The email address is likely to be username @ eim . ae


----------



## tjflamezz

There are other places you can buy .ae domain names besides 101domains (101 in my experience is almost always more expensive than the others around).

Also even if you buy a .ae domain name there is no guarantee you will get an email address with it. 
Most probably you will have to purchase a hosting provider or an email hosting package with the domain provider.


----------



## londonmandan

tjflamezz said:


> There are other places you can buy .ae domain names besides 101domains (101 in my experience is almost always more expensive than the others around).
> 
> Also even if you buy a .ae domain name there is no guarantee you will get an email address with it.
> Most probably you will have to purchase a hosting provider or an email hosting package with the domain provider.


With 101domain you can get an E-Mail address hence me linking to that site.


----------



## tjflamezz

londonmandan said:


> With 101domain you can get an E-Mail address hence me linking to that site.


Should have specified, what I mean was there is no guarantee you get a FREE email address.

Depends on the offer. once I got a free email address with my domain name, another time I dint. This is true for all domain name providers, 101 or other companies (also .ae or otherwise).


Also as per the original question, I think what lesfroggitts said was the answer that was expected. Etisalat definitely gives a free email address ending with @eim.ae, not sure about du.


----------



## londonmandan

tjflamezz said:


> Should have specified, what I mean was there is no guarantee you get a FREE email address.
> 
> Depends on the offer. once I got a free email address with my domain name, another time I dint. This is true for all domain name providers, 101 or other companies (also .ae or otherwise).
> 
> 
> Also as per the original question, I think what lesfroggitts said was the answer that was expected. Etisalat definitely gives a free email address ending with @eim.ae, not sure about du.

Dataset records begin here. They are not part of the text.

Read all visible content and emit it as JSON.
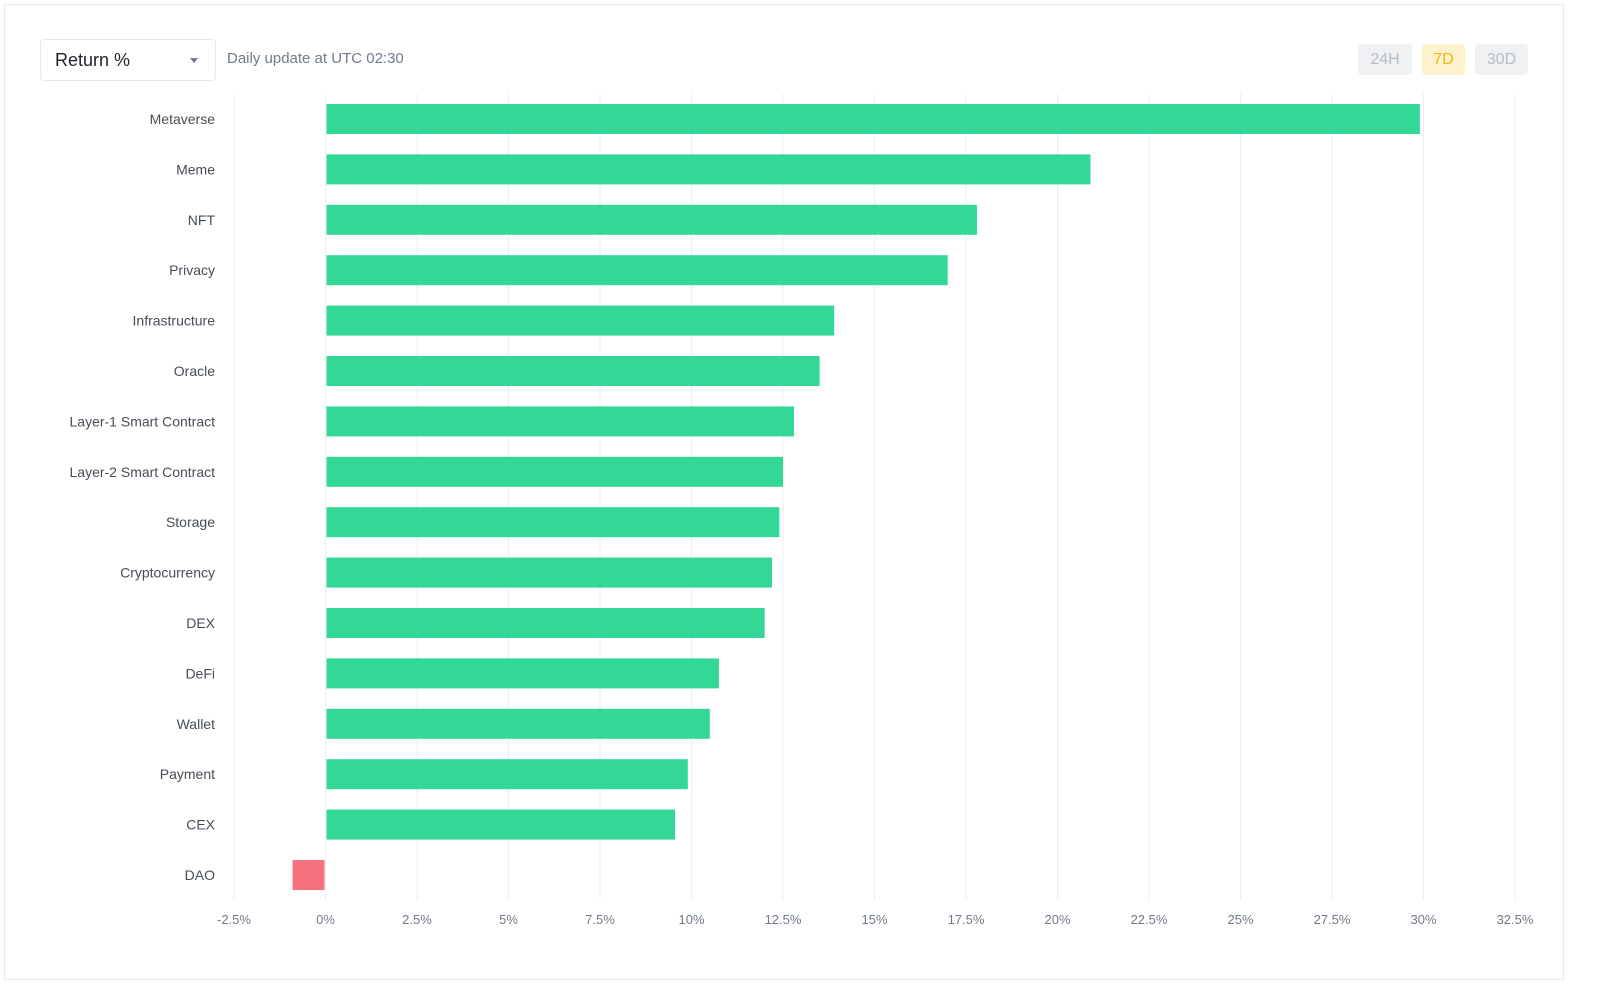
{
  "header": {
    "metric_label": "Return %",
    "update_note": "Daily update at UTC 02:30"
  },
  "period_tabs": [
    {
      "label": "24H",
      "active": false
    },
    {
      "label": "7D",
      "active": true
    },
    {
      "label": "30D",
      "active": false
    }
  ],
  "icons": {
    "dropdown": "chevron-down-icon"
  },
  "colors": {
    "positive": "#34d896",
    "negative": "#f6707e",
    "active_tab_text": "#f0b90b",
    "active_tab_bg": "#fdf2cc"
  },
  "chart_data": {
    "type": "bar",
    "orientation": "horizontal",
    "categories": [
      "Metaverse",
      "Meme",
      "NFT",
      "Privacy",
      "Infrastructure",
      "Oracle",
      "Layer-1 Smart Contract",
      "Layer-2 Smart Contract",
      "Storage",
      "Cryptocurrency",
      "DEX",
      "DeFi",
      "Wallet",
      "Payment",
      "CEX",
      "DAO"
    ],
    "values": [
      29.9,
      20.9,
      17.8,
      17.0,
      13.9,
      13.5,
      12.8,
      12.5,
      12.4,
      12.2,
      12.0,
      10.75,
      10.5,
      9.9,
      9.55,
      -0.9
    ],
    "xlim": [
      -2.5,
      32.5
    ],
    "xticks": [
      "-2.5%",
      "0%",
      "2.5%",
      "5%",
      "7.5%",
      "10%",
      "12.5%",
      "15%",
      "17.5%",
      "20%",
      "22.5%",
      "25%",
      "27.5%",
      "30%",
      "32.5%"
    ],
    "grid": true
  }
}
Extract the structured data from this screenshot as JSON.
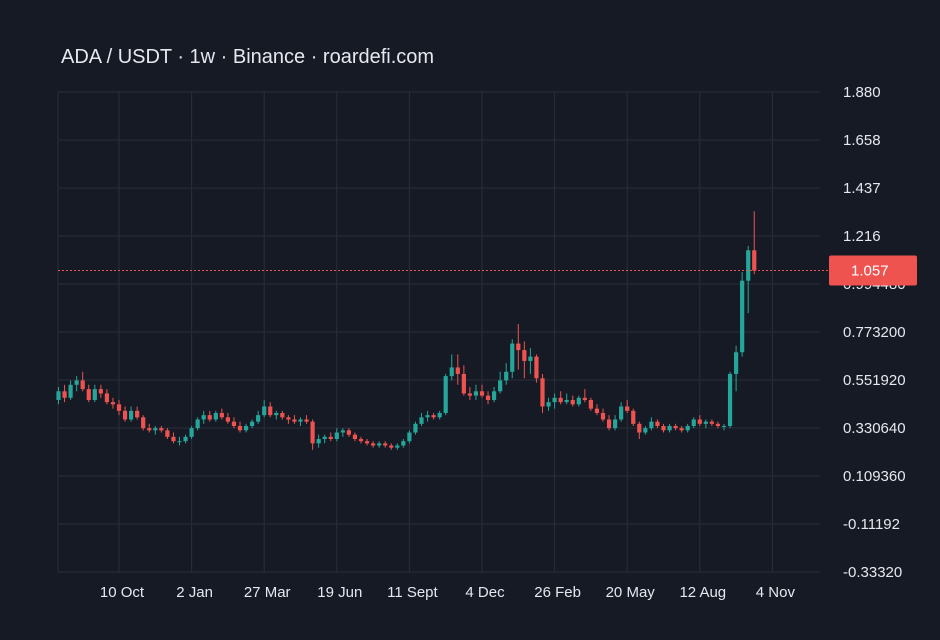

I know what the question was and I know what OP was asking for however when you look at some free domains they are pretty rubbish hence me suggesting looking at 101 free or not it was an alternative.

If OP wanted to start a company for instance it may look better to have a proper domain.

If this was not useful to OP then it may have been useful to another forum user.


----------



## tjflamezz

londonmandan said:


> free domains
> 
> If this was not useful to OP then it may have been useful to another forum user.


I was not talking about free domains at all. I am against the idea of going with free domain names, unless you are using them to learn or run a sort of dummy test server.

I was talking about paid domain names with the service of having email addresses. 101 does not give you a free email with your domain name. You usually have to pay some service fees per month or year to get the email address.
Pointing this out in the interest of giving other forum users all the information, dont want someone buying a domain name and then realizing they have to also pay for the email address.

My previous message was to clarify MY response, since you responded to my reply in a way that made me feel what I said was not clear enough.

Yeah good on you to reply in a generic way to help others. 

Peace


----------